Pandemi döneminde gerek kapanma gerekse de aşılama süreçleri ile kontrol altında tutulmaya çalışılan sürecin olumlu etkilerini, toplum olarak görmeye hazırız. Aşılamalar günlük milyon milyon devam etmektedir. Kritik eşiklerin aşılması, tedbirlerin devam etmesi aynı zamanda kontrollü kriz yönetimi Türkiye için başka fırsatların önünü açmaktadır.
Başka Türkiye yok. Moral bozmak, sağa – sola höykürmekle çözülecek bir mesele yok. Pandemi sürecimiz bitmedi!.. Kontrollü serbestleşmede, kontrolü kaybettiğimiz takdirde altı ay daha kapanma kaçınılmaz olacaktır. Eninde sonunda bu pandemi bitecek...
IMF ve Dünya Bankası Türkiye'nin, 2021 yılındaki büyüme tahminlerini son bir yılda defalarca revize etmiştir.

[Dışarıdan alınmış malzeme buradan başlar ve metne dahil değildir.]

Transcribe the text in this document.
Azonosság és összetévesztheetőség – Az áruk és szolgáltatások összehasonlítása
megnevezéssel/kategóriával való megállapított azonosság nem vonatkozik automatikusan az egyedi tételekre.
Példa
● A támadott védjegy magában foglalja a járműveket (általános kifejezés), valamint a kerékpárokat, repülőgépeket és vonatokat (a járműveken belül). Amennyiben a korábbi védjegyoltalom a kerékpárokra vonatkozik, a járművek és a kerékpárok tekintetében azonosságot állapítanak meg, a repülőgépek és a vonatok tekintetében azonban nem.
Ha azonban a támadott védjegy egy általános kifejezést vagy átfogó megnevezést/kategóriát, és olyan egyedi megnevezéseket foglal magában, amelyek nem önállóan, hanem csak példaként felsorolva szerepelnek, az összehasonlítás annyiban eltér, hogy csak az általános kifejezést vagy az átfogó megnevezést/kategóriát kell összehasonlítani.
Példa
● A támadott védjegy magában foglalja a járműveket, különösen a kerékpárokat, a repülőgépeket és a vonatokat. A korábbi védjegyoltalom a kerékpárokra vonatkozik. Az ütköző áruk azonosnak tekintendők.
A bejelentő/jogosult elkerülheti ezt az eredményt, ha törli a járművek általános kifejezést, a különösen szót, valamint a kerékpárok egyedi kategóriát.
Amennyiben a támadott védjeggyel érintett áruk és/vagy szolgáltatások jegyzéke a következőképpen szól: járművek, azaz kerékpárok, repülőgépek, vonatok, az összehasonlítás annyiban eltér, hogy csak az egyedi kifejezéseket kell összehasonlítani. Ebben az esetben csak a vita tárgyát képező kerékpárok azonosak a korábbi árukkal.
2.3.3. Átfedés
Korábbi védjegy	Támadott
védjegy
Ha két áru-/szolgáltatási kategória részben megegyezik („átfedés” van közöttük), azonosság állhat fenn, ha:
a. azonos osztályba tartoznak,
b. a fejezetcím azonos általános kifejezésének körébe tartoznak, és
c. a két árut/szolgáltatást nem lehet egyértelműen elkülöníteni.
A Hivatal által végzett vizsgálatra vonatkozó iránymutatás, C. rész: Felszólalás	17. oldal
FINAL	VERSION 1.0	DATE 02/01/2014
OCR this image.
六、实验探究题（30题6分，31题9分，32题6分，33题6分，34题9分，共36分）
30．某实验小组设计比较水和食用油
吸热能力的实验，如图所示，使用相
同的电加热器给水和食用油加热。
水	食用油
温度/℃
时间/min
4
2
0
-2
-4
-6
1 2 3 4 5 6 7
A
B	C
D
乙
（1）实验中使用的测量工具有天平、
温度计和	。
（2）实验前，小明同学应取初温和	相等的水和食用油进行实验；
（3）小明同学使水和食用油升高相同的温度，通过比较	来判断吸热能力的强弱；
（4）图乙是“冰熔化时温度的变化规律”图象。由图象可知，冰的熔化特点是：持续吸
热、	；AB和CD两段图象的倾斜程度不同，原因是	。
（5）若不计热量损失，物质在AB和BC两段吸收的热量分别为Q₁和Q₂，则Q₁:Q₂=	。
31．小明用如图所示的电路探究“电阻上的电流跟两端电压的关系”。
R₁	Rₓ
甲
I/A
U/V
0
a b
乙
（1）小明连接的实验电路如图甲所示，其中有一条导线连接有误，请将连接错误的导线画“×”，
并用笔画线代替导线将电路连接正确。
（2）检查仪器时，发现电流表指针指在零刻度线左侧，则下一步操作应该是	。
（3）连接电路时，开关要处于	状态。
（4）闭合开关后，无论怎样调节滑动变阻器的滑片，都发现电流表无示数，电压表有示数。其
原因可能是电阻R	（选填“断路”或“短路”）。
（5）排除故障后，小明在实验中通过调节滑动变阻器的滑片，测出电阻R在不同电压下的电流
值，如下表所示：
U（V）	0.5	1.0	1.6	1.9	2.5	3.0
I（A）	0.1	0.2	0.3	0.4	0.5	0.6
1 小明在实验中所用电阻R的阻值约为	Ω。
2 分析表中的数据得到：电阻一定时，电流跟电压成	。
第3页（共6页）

Büyüme beklentileri %6-8 aralığındadır. Bunun da ötesinde bu beklentilerin üstünde bir sonuçla karşılaşmamız sürpriz olmayacaktır. IMF ve Dünya Bankası ile kredi derecelendirme kuruluşlarının ekonomiye yönelik tahminleri bunun ilk habercisidir.